For ansible to be useful, it will require the ability to execute commands as the root user (or equivalent). This page addresses how to given a dedicated ansible user (andadm) the ability to execute commands using the system’s sudo facility. (Other elevated privilege mechanisms are available, however sudo is the default and is perfectly capable of meeting our needs.)
Ansible requires two additional items to be added to the command-line. The first, --become, tells ansible to attempt to obtain elevated privileges. The second, --ask-become-pass instructs Ansible to ask you for the password before attempting the connection. Here is a command that will install Nginx to all systems in the inventory:
[ansadm@rocky-1 ansible]$ ansible all -m dnf -a 'name=nginx state=present' --become --ask-become-pass
BECOME password: <== ansadm's password here.

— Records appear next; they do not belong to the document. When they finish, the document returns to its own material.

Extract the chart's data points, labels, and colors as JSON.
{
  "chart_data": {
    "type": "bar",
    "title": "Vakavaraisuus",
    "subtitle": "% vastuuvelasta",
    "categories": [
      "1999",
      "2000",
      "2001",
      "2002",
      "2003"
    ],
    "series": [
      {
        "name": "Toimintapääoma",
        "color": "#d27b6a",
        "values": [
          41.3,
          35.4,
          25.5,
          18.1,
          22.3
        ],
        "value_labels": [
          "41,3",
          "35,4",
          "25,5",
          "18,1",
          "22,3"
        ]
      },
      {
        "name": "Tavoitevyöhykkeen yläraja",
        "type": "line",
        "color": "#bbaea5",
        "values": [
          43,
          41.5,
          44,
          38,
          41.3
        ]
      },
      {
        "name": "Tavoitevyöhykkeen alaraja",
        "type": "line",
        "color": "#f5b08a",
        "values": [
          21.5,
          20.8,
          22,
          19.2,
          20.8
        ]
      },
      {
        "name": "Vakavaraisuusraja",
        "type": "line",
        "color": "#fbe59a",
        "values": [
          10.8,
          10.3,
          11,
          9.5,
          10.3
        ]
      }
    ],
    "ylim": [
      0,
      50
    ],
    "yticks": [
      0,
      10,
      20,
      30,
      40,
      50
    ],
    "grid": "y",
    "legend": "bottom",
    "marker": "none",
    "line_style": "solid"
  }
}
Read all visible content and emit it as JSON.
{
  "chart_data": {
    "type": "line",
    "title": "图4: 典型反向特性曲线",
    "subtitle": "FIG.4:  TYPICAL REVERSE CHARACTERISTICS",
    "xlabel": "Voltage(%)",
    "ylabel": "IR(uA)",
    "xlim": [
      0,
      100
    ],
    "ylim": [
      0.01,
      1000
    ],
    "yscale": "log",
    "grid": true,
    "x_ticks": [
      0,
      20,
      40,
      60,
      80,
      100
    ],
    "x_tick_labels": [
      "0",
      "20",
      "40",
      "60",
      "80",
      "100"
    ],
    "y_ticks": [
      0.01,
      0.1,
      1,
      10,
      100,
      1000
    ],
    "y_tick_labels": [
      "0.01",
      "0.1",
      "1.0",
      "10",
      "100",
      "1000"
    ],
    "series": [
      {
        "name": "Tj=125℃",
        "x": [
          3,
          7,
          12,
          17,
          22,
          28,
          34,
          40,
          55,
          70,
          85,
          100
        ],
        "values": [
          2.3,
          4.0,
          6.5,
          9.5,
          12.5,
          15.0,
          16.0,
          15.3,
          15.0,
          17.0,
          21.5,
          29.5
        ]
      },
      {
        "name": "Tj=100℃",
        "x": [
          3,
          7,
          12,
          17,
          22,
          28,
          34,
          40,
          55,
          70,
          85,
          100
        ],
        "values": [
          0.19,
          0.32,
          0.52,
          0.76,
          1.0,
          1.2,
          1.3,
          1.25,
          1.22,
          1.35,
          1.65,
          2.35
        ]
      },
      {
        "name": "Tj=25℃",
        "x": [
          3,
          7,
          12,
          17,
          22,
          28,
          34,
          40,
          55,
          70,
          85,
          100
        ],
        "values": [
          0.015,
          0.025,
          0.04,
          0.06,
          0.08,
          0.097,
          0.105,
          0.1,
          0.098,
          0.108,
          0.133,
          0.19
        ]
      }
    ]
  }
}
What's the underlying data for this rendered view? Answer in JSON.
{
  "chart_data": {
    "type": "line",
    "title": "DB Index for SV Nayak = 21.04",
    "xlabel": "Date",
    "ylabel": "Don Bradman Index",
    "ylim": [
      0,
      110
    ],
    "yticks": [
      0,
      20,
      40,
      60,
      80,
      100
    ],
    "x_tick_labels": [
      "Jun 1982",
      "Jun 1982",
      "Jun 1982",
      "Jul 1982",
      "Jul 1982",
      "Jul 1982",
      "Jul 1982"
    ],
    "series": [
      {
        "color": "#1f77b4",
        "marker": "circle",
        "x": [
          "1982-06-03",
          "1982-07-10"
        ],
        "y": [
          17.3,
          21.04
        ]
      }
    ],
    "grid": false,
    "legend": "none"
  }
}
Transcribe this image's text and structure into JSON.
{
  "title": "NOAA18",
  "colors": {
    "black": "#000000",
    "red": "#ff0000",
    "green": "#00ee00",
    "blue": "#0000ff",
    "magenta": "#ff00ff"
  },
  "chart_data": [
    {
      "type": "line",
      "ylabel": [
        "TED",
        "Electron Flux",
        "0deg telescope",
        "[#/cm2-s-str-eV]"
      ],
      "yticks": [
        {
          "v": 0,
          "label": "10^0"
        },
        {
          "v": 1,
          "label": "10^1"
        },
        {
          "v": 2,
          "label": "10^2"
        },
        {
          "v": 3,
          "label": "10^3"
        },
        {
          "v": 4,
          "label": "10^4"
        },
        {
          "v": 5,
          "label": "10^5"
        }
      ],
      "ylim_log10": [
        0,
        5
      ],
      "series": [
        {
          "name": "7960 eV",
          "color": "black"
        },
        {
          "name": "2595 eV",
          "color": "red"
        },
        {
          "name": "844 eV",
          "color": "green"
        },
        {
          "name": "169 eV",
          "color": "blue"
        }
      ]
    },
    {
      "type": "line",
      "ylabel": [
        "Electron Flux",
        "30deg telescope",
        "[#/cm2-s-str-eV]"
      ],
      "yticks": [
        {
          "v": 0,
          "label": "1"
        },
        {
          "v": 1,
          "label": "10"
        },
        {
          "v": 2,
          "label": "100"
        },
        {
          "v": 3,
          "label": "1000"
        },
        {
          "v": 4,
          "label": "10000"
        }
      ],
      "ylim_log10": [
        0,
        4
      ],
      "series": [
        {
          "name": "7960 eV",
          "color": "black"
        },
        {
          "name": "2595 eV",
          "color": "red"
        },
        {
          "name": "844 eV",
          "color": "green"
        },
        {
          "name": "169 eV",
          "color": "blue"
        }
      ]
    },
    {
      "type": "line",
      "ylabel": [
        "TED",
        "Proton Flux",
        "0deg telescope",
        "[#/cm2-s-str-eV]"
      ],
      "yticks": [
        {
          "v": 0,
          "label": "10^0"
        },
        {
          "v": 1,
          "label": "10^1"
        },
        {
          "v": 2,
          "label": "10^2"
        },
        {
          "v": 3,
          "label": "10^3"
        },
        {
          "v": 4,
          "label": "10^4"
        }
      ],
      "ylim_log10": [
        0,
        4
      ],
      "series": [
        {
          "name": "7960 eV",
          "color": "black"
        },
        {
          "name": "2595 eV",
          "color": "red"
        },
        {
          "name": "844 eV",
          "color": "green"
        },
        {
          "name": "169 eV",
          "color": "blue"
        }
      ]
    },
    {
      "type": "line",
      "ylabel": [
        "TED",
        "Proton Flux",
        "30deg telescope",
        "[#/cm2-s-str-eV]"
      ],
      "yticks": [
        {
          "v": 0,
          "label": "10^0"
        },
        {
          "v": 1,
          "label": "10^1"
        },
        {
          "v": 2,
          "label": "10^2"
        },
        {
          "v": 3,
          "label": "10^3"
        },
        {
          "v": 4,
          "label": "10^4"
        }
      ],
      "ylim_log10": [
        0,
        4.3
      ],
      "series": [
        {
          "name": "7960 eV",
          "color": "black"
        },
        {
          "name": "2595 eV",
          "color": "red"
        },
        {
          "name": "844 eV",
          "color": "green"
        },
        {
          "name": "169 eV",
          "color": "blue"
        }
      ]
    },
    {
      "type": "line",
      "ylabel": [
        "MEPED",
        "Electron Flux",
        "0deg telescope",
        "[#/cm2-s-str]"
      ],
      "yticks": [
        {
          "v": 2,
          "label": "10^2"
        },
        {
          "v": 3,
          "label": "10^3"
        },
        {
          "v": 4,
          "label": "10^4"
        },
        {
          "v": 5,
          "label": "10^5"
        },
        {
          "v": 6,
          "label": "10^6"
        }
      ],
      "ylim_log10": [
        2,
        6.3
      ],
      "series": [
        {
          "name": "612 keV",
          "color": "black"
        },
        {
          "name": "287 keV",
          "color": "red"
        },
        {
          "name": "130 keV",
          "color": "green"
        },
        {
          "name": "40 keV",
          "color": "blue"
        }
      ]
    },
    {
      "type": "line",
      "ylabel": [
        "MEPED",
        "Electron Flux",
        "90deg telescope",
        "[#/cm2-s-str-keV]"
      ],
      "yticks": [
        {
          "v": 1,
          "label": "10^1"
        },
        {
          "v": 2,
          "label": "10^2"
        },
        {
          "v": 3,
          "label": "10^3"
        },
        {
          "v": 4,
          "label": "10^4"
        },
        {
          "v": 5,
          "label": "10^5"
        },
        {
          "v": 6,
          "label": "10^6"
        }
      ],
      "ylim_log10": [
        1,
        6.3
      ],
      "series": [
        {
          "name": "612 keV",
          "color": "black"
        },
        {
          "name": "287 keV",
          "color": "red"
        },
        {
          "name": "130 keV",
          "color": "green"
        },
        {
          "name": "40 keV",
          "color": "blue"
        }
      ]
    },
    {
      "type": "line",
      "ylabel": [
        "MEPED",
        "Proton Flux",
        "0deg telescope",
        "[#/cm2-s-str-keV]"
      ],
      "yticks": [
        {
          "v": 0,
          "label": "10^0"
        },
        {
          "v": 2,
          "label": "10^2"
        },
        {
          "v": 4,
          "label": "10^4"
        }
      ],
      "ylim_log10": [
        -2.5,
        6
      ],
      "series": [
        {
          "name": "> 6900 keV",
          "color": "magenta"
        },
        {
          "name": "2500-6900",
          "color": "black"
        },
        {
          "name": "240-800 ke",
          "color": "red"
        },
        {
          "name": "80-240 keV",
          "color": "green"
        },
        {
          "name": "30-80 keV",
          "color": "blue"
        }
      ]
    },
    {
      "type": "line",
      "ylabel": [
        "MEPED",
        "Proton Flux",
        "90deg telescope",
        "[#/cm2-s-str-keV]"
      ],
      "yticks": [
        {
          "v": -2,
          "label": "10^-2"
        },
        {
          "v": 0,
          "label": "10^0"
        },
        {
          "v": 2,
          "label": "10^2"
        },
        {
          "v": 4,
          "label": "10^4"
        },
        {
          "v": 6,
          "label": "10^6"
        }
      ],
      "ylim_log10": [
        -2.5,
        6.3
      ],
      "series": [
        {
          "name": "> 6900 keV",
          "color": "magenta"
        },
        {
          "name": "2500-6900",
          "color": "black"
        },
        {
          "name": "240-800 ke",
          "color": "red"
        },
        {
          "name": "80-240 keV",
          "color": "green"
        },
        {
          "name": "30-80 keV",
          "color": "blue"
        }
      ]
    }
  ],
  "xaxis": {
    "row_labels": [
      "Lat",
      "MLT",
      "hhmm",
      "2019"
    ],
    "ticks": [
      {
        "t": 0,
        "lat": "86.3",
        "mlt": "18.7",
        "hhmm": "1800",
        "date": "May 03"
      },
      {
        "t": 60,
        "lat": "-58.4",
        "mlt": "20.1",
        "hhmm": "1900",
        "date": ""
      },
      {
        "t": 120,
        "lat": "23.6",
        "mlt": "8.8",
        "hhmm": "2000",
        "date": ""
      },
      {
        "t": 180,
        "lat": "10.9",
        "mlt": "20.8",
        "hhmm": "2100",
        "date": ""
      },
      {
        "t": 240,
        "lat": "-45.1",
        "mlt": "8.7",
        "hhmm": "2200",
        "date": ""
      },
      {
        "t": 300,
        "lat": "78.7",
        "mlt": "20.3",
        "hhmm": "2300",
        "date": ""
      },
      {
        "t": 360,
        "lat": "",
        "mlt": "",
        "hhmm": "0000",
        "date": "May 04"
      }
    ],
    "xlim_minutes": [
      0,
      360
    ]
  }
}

192.168.5.250 | CHANGED => {
"ansible_facts": {
"discovered_interpreter_python": "/usr/libexec/platform-python"
},
"changed": true,
"msg": "",
"rc": 0,
"results": [
"Installed: nginx-mod-http-perl-1:1.14.1-9.module+el8.4.0+542+81547229.x86_64",
[...]
"Installed: nginx-mod-http-xslt-filter-1:1.14.1-9.module+el8.4.0+542+81547229.x86_64"
]
}
You can also use the single-character parameters, -b to replace ‘--become’ and -K to replace ‘--ask-become-pass.’